The BBC News at Ten stalwart, 61, shared photos of the team and himself as a younger man in a tweet this afternoon, before the new channel launches on Monday.
The Beeb is merging the two channels, creating a single 24-hour TV channel, as part of measures it said it needs to take to save an extra £285million after then-Culture Secretary Nadine Dorries announced last year that the licence fee would be frozen at £159 for two years.
Edwards wrote: ‘From day one of BBC News 24 onwards with 14 years of BBC News at Five along the way. The news channel team was the best live news team in the business.
‘Thanks to everyone who contributed over the decades. It was a privilege.’
The merger will axe 70 jobs and comes after the corporation announced the end of BBC Four, Radio 4 Extra and CBBC as linear channels.
They are expected to move online to the iPlayer in the next few years as part of the broadcaster’s plans to become ‘digital first’.
The new channel will be broadcast from London during the day and Singapore and Washington DC overnight.
Around 70 BBC staff from across all areas in the UK will lose their jobs as a result of the merger. Around 20 jobs will be created in Washington.

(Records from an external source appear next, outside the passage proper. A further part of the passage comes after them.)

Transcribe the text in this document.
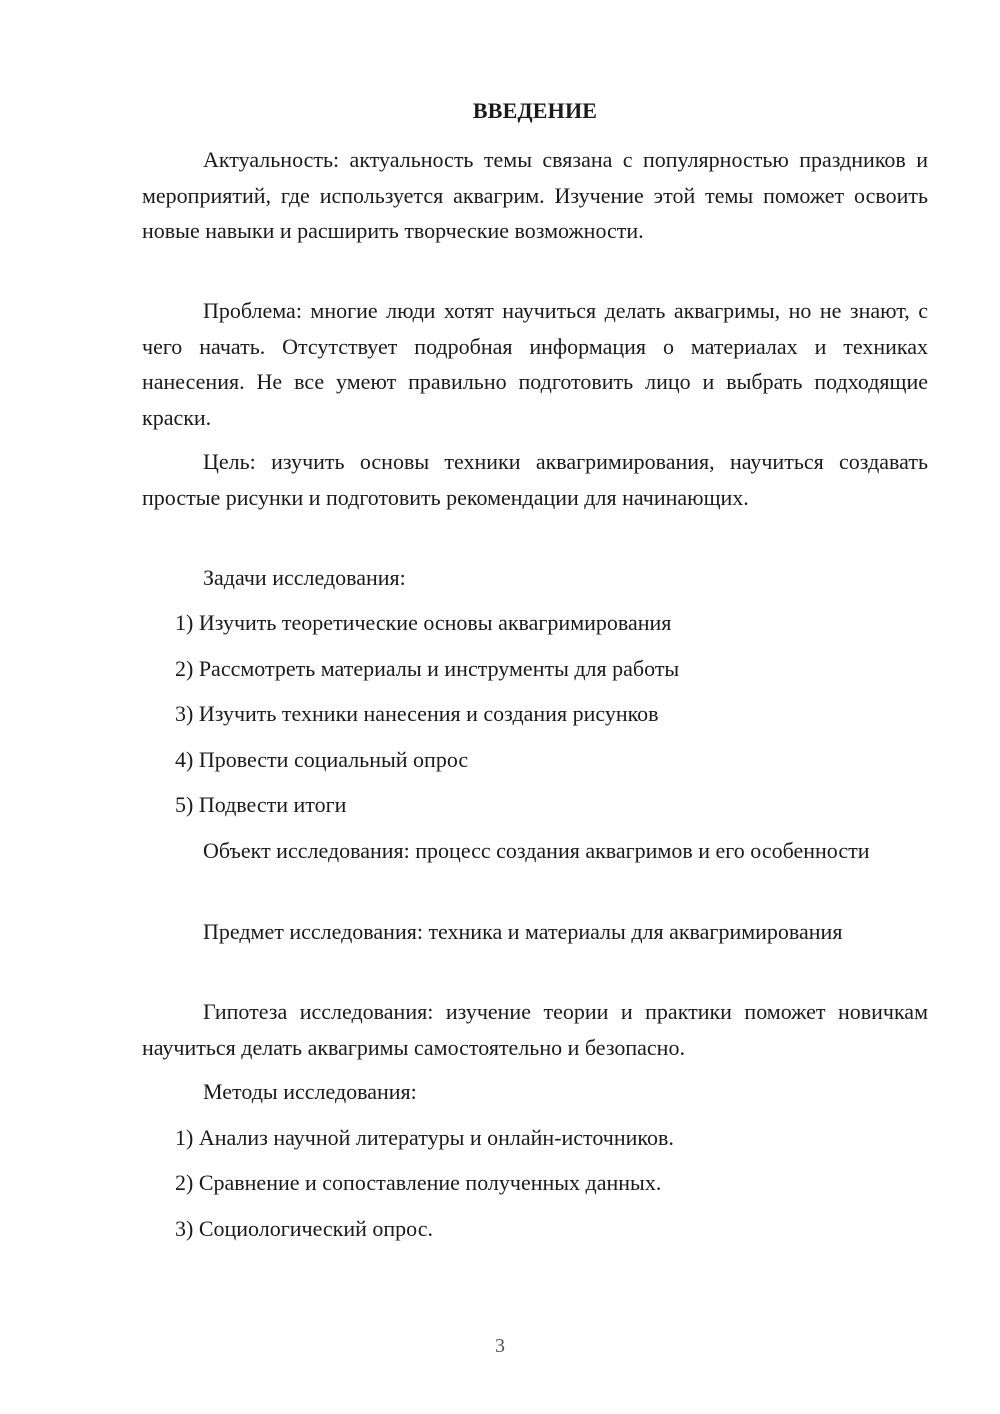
ВВЕДЕНИЕ

Актуальность: актуальность темы связана с популярностью праздников и мероприятий, где используется аквагрим. Изучение этой темы поможет освоить новые навыки и расширить творческие возможности.

Проблема: многие люди хотят научиться делать аквагримы, но не знают, с чего начать. Отсутствует подробная информация о материалах и техниках нанесения. Не все умеют правильно подготовить лицо и выбрать подходящие краски.

Цель: изучить основы техники аквагримирования, научиться создавать простые рисунки и подготовить рекомендации для начинающих.

Задачи исследования:

1) Изучить теоретические основы аквагримирования

2) Рассмотреть материалы и инструменты для работы

3) Изучить техники нанесения и создания рисунков

4) Провести социальный опрос

5) Подвести итоги

Объект исследования: процесс создания аквагримов и его особенности

Предмет исследования: техника и материалы для аквагримирования

Гипотеза исследования: изучение теории и практики поможет новичкам научиться делать аквагримы самостоятельно и безопасно.

Методы исследования:

1) Анализ научной литературы и онлайн-источников.

2) Сравнение и сопоставление полученных данных.

3) Социологический опрос.

3
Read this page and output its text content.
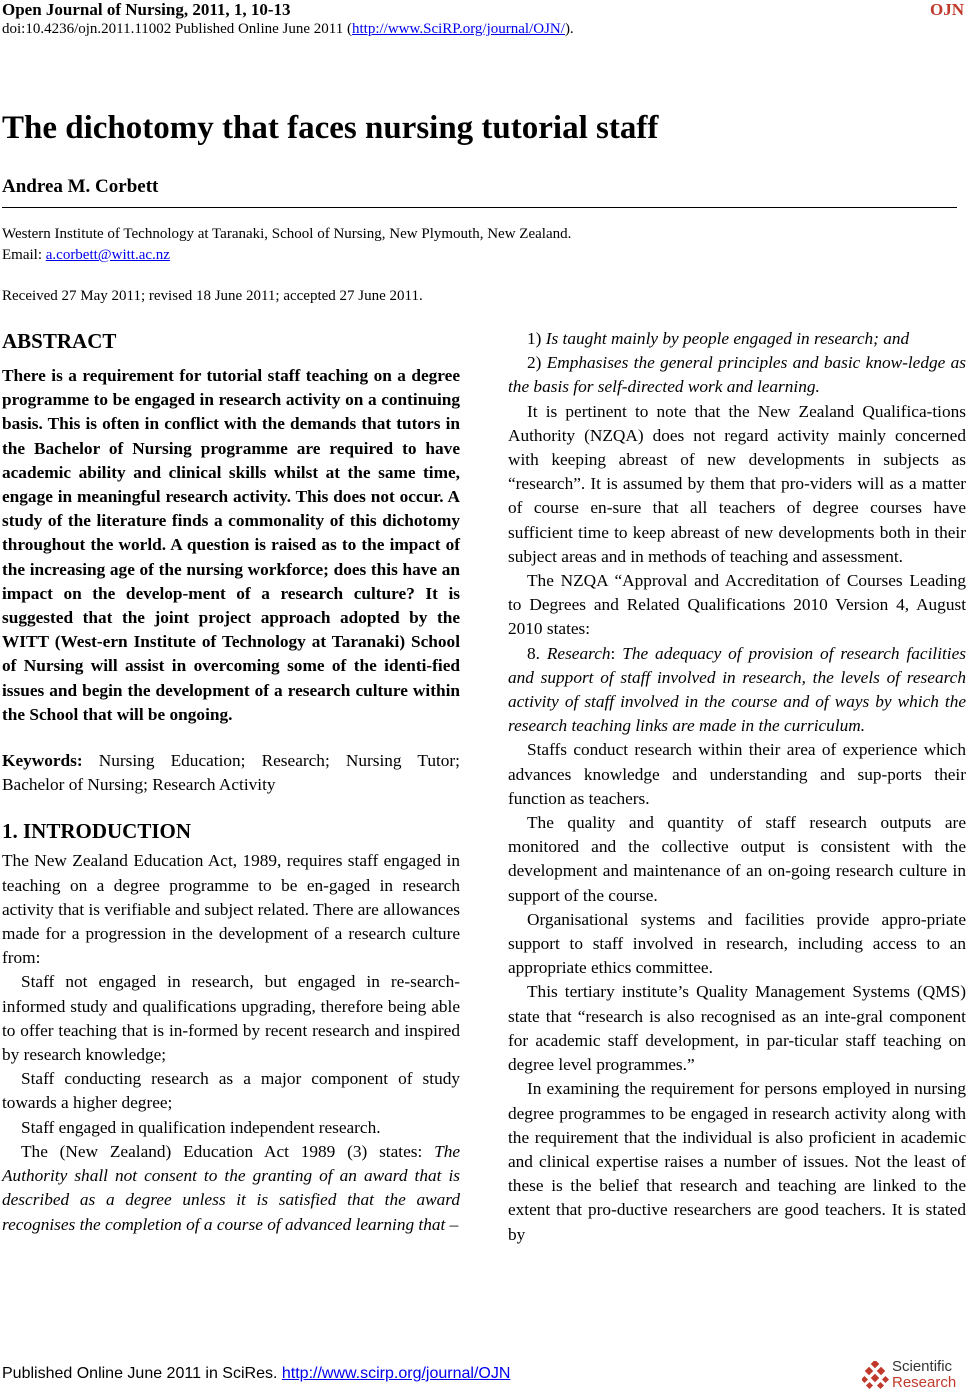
Open Journal of Nursing, 2011, 1, 10-13	OJN
doi:10.4236/ojn.2011.11002 Published Online June 2011 (http://www.SciRP.org/journal/OJN/).
The dichotomy that faces nursing tutorial staff
Andrea M. Corbett
Western Institute of Technology at Taranaki, School of Nursing, New Plymouth, New Zealand.
Email: a.corbett@witt.ac.nz
Received 27 May 2011; revised 18 June 2011; accepted 27 June 2011.
ABSTRACT

There is a requirement for tutorial staff teaching on a degree programme to be engaged in research activity on a continuing basis. This is often in conflict with the demands that tutors in the Bachelor of Nursing programme are required to have academic ability and clinical skills whilst at the same time, engage in meaningful research activity. This does not occur. A study of the literature finds a commonality of this dichotomy throughout the world. A question is raised as to the impact of the increasing age of the nursing workforce; does this have an impact on the develop-ment of a research culture? It is suggested that the joint project approach adopted by the WITT (West-ern Institute of Technology at Taranaki) School of Nursing will assist in overcoming some of the identi-fied issues and begin the development of a research culture within the School that will be ongoing.

Keywords: Nursing Education; Research; Nursing Tutor; Bachelor of Nursing; Research Activity

1. INTRODUCTION

The New Zealand Education Act, 1989, requires staff engaged in teaching on a degree programme to be en-gaged in research activity that is verifiable and subject related. There are allowances made for a progression in the development of a research culture from:

Staff not engaged in research, but engaged in re-search-informed study and qualifications upgrading, therefore being able to offer teaching that is in-formed by recent research and inspired by research knowledge;

Staff conducting research as a major component of study towards a higher degree;

Staff engaged in qualification independent research.

The (New Zealand) Education Act 1989 (3) states: The Authority shall not consent to the granting of an award that is described as a degree unless it is satisfied that the award recognises the completion of a course of advanced learning that –

1) Is taught mainly by people engaged in research; and

2) Emphasises the general principles and basic know-ledge as the basis for self-directed work and learning.

It is pertinent to note that the New Zealand Qualifica-tions Authority (NZQA) does not regard activity mainly concerned with keeping abreast of new developments in subjects as “research”. It is assumed by them that pro-viders will as a matter of course en-sure that all teachers of degree courses have sufficient time to keep abreast of new developments both in their subject areas and in methods of teaching and assessment.

The NZQA “Approval and Accreditation of Courses Leading to Degrees and Related Qualifications 2010 Version 4, August 2010 states:

8. Research: The adequacy of provision of research facilities and support of staff involved in research, the levels of research activity of staff involved in the course and of ways by which the research teaching links are made in the curriculum.

Staffs conduct research within their area of experience which advances knowledge and understanding and sup-ports their function as teachers.

The quality and quantity of staff research outputs are monitored and the collective output is consistent with the development and maintenance of an on-going research culture in support of the course.

Organisational systems and facilities provide appro-priate support to staff involved in research, including access to an appropriate ethics committee.

This tertiary institute’s Quality Management Systems (QMS) state that “research is also recognised as an inte-gral component for academic staff development, in par-ticular staff teaching on degree level programmes.”

In examining the requirement for persons employed in nursing degree programmes to be engaged in research activity along with the requirement that the individual is also proficient in academic and clinical expertise raises a number of issues. Not the least of these is the belief that research and teaching are linked to the extent that pro-ductive researchers are good teachers. It is stated by

Published Online June 2011 in SciRes. http://www.scirp.org/journal/OJN	Scientific
Research
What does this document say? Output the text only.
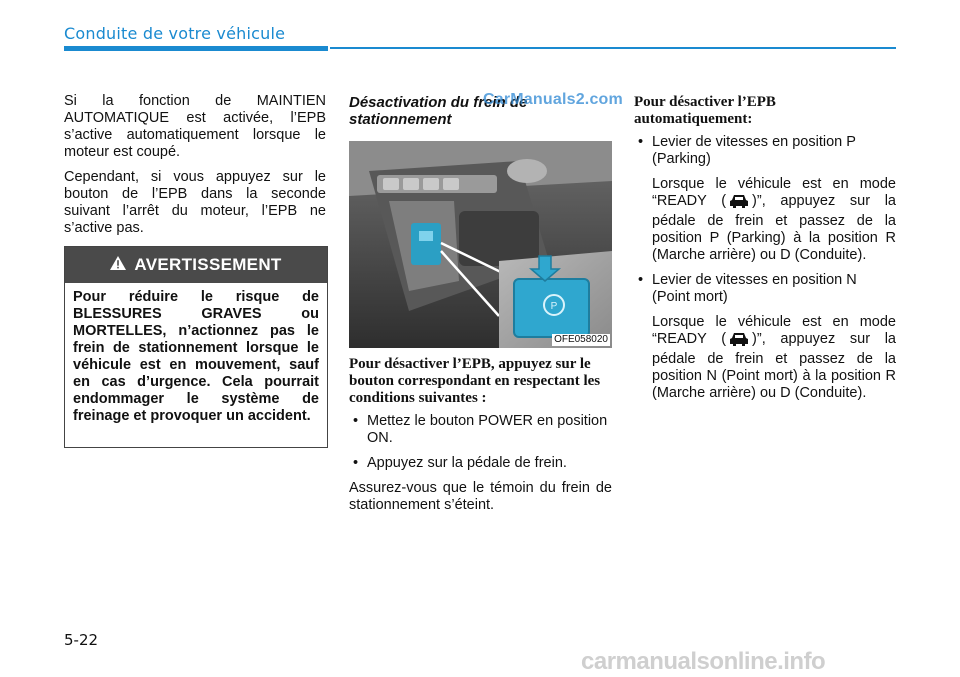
Conduite de votre véhicule

Si la fonction de MAINTIEN AUTOMATIQUE est activée, l’EPB s’active automatiquement lorsque le moteur est coupé.

Cependant, si vous appuyez sur le bouton de l’EPB dans la seconde suivant l’arrêt du moteur, l’EPB ne s’active pas.

AVERTISSEMENT
Pour réduire le risque de BLESSURES GRAVES ou MORTELLES, n’actionnez pas le frein de stationnement lorsque le véhicule est en mouvement, sauf en cas d’urgence. Cela pourrait endommager le système de freinage et provoquer un accident.

Désactivation du frein de stationnement

P
OFE058020
CarManuals2.com

Pour désactiver l’EPB, appuyez sur le bouton correspondant en respectant les conditions suivantes :

• Mettez le bouton POWER en position ON.
• Appuyez sur la pédale de frein.

Assurez-vous que le témoin du frein de stationnement s’éteint.

Pour désactiver l’EPB automatiquement:

• Levier de vitesses en position P (Parking)

Lorsque le véhicule est en mode “READY ( )”, appuyez sur la pédale de frein et passez de la position P (Parking) à la position R (Marche arrière) ou D (Conduite).

• Levier de vitesses en position N (Point mort)

Lorsque le véhicule est en mode “READY ( )”, appuyez sur la pédale de frein et passez de la position N (Point mort) à la position R (Marche arrière) ou D (Conduite).

5-22
carmanualsonline.info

The BBC said the changes will create a streamlined organisation that ‘drives the most value from the licence fee and delivers more for audiences’.
The channel will serve UK and international audiences, featuring flagship programmes built around high-profile journalists, it said.
UK viewers will receive specific content at certain times of the day and a live breaking news team will provide a domestic-only stream for specific news events, the broadcaster added.
Programming on the channel will be refreshed over time, with plans to air at least two new programmes in 2023, including a broadcast from Washington.
There have been a swathe of voluntary redundancies following the merger announcement.
Big names to go include Joanna Gosling, David Eades and Tim Willcox.
Newsreader Gosling became emotional as she signed off on her final broadcast for the corporation on January 26.
The presenter and journalist, who joined the broadcaster 23 years ago in September 1999, was met with applause from inside the studio as she came off air just before 1pm.
She said: ‘Now it is just about time for me to say goodbye for the last time.
‘I am signing off after 23 years at BBC News and before I go there are just a few things I wanted to say. I know this job is personal.
‘We come directly into your home to tell you what is happening – good, bad, funny, sad.
‘And in doing my work I always consider how you might be responding to the news you are hearing and what you might want to know.
‘But your response to me leaving has been completely unexpected and I have been really touched by the wave of warmth and kindness from you, and I want to say thank you for all of your good wishes. It really has meant a lot to me.’
Gosling also thanked those who had shared their stories with her as well as her colleagues ‘past and present’.
She added: ‘I have learned from you, I have loved working with you and I have valued your support since I started out at 22.
‘I have never failed to be impressed by the talent, skills and dedication of the people around me. We are a team, but it has felt like family.’
‘Lucky me to have had this great job that has never felt like a job. Thank you for having me,’ she concluded.
David Eades has been a BBC presenter since 2003, while Tim Willcox, who gained plaudits for his coverage of the 2010 Copiapó mining accident in Chile, has more than two decades of BBC experience.
A significant number of journalists have left the BBC over the past two years, including top talent such as Emily Maitlis and Jon Sopel in 2022.
Newsnight presenter Maitlis is believed to have receive a bumper pay rise from her salary band of up to £329,999. One source described the deal as an ‘irresistible package’.
Global poached another of the corporation’s top news stars, Andrew Marr, in November 2021.
He quit the BBC after 21 years to front shows on LBC and Classic FM, and is thought to have significantly increased his pay of up to £339,999 in the move.